非営利のシンクタンクであるNational Center for Health Researchの会長であるDiana Zuckermanは、「サレプタは、あらゆる種類の監視や執行が全くない、とんでもなく許しがたいことの見本のような会社です」と述べている。サレプタは、Exondysの臨床試験を完了することに「完全にコミット」しており、FDAが課したいくつかの要件を含むさまざまな要因が遅延の原因であると述べている。同社の他の2つの薬剤の確認試験は登録されており、2025年に完了する予定だ。

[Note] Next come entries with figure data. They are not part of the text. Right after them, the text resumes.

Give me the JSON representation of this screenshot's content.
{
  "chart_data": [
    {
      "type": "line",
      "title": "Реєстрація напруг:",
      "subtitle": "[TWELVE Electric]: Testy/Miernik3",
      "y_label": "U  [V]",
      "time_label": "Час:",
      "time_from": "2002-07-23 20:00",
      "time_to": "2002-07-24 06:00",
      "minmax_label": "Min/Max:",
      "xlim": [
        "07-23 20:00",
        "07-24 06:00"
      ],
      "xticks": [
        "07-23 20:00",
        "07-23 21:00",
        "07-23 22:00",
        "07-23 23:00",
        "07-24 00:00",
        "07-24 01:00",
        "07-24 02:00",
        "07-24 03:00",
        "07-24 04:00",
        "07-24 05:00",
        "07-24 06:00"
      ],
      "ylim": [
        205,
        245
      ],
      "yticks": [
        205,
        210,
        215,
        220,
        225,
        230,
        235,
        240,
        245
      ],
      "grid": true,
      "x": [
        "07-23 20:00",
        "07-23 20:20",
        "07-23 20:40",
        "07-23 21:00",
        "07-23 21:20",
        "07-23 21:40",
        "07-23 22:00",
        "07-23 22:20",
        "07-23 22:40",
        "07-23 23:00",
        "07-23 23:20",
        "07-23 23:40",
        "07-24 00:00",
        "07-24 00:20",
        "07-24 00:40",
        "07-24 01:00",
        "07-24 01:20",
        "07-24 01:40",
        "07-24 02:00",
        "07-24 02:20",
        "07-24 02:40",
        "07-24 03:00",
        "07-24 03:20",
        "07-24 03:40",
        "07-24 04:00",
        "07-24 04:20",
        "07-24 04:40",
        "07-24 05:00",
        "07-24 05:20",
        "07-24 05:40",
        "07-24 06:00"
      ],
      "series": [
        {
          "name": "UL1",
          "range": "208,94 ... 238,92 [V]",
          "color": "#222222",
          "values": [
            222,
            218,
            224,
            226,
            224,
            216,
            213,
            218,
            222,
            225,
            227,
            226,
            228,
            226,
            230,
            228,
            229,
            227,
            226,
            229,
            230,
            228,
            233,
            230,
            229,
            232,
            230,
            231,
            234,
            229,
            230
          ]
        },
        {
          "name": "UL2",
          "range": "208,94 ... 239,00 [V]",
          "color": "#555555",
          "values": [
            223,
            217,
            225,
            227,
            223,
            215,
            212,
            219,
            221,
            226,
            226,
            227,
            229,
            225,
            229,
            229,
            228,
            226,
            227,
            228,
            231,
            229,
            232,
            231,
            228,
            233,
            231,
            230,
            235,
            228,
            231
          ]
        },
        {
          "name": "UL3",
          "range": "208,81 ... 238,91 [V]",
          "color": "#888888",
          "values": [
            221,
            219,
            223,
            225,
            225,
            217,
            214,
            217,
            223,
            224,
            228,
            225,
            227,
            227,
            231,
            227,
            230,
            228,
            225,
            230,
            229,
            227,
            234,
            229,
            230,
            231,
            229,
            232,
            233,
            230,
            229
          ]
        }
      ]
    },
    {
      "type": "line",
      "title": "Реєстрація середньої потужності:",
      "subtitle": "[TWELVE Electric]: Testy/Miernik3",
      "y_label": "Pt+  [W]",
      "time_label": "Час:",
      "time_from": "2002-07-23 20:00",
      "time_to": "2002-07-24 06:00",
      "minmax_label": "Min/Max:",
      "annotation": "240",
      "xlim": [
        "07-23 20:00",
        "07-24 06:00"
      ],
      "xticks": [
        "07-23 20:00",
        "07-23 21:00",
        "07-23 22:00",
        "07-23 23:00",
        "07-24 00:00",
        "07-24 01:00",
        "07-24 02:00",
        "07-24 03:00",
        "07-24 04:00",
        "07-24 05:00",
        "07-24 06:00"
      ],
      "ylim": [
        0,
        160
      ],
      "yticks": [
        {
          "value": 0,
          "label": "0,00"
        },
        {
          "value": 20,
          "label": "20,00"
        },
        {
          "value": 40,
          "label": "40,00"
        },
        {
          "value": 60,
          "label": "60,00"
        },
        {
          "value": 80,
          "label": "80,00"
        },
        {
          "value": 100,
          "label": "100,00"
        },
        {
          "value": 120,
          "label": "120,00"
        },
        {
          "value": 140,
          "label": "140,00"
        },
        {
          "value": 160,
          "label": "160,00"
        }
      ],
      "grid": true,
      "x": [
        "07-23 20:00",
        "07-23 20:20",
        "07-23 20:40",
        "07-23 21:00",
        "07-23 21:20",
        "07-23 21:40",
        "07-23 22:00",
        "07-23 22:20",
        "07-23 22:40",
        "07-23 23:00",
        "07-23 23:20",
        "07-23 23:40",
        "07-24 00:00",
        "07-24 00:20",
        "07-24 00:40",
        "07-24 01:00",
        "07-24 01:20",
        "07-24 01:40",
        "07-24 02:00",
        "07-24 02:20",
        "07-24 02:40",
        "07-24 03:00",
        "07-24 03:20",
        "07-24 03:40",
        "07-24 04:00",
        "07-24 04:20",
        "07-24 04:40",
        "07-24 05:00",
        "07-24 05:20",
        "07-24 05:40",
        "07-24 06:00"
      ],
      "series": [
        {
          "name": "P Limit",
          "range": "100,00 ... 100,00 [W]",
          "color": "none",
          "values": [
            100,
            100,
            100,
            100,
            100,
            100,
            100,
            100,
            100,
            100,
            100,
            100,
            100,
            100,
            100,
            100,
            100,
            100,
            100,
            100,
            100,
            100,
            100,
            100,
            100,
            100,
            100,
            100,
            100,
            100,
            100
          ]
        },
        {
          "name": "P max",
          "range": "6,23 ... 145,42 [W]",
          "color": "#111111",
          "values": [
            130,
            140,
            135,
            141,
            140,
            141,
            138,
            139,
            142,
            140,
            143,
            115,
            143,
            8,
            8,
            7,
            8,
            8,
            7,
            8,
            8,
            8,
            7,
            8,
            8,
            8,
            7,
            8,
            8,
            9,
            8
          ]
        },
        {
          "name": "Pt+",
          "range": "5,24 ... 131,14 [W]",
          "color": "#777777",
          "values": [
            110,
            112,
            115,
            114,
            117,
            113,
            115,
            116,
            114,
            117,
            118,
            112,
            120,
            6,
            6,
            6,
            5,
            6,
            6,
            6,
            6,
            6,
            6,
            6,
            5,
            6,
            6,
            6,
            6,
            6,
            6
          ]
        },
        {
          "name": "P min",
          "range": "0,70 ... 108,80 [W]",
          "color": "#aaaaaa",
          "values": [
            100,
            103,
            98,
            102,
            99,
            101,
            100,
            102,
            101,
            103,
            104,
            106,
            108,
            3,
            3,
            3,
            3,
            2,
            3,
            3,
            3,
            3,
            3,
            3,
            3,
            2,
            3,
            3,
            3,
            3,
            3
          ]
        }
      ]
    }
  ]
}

サレプタによれば、Exondysの成功により、同社は数十億ドルを調達し、それを遺伝子治療の研究と製造に投入し、はるかに多くの患者を救うことができたという。サレプタのCEOであるDouglas Ingramは、「Exondysの承認がなければ、この遺伝子治療プログラムは存在しなかっただろう」と述べた。筋ジストロフィーの治療薬を承認するためには、時間が最も重要である、と彼は主張している。
「その子たちは死にそうなんだ」と、Ingramは今年初めのインタビューで語った。「もし6ヶ月遅れたら、200人の子供が死に、200人の子供が車椅子に乗り、200人の子供が人工呼吸器に乗り、200人の子供が腕を使えず、食事ができなくなる」。
サレプタは現在、筋ジストロフィーの遺伝子治療の早期承認を求めて、再びFDAに臨んでいる。今月末には承認が下りる予定だ。41人の患者を対象にした研究では、この治療法にはさまざまな結果があった。プラセボと比較した場合、患者の立つ、歩く、登る、跳ぶ、走るなどの総合的な能力を明確に改善することはできなかった。しかし、この研究のもう一つの目的である、ジストロフィンというタンパク質のレベルを高めることはできた。この結果は、サレプタの他の薬剤と同様であった。
新しい法律
企業は、早期承認後、薬が効くことを証明するための追加試験を実施する必要があるが、最近まで、それを迅速に実施する圧力はなかった。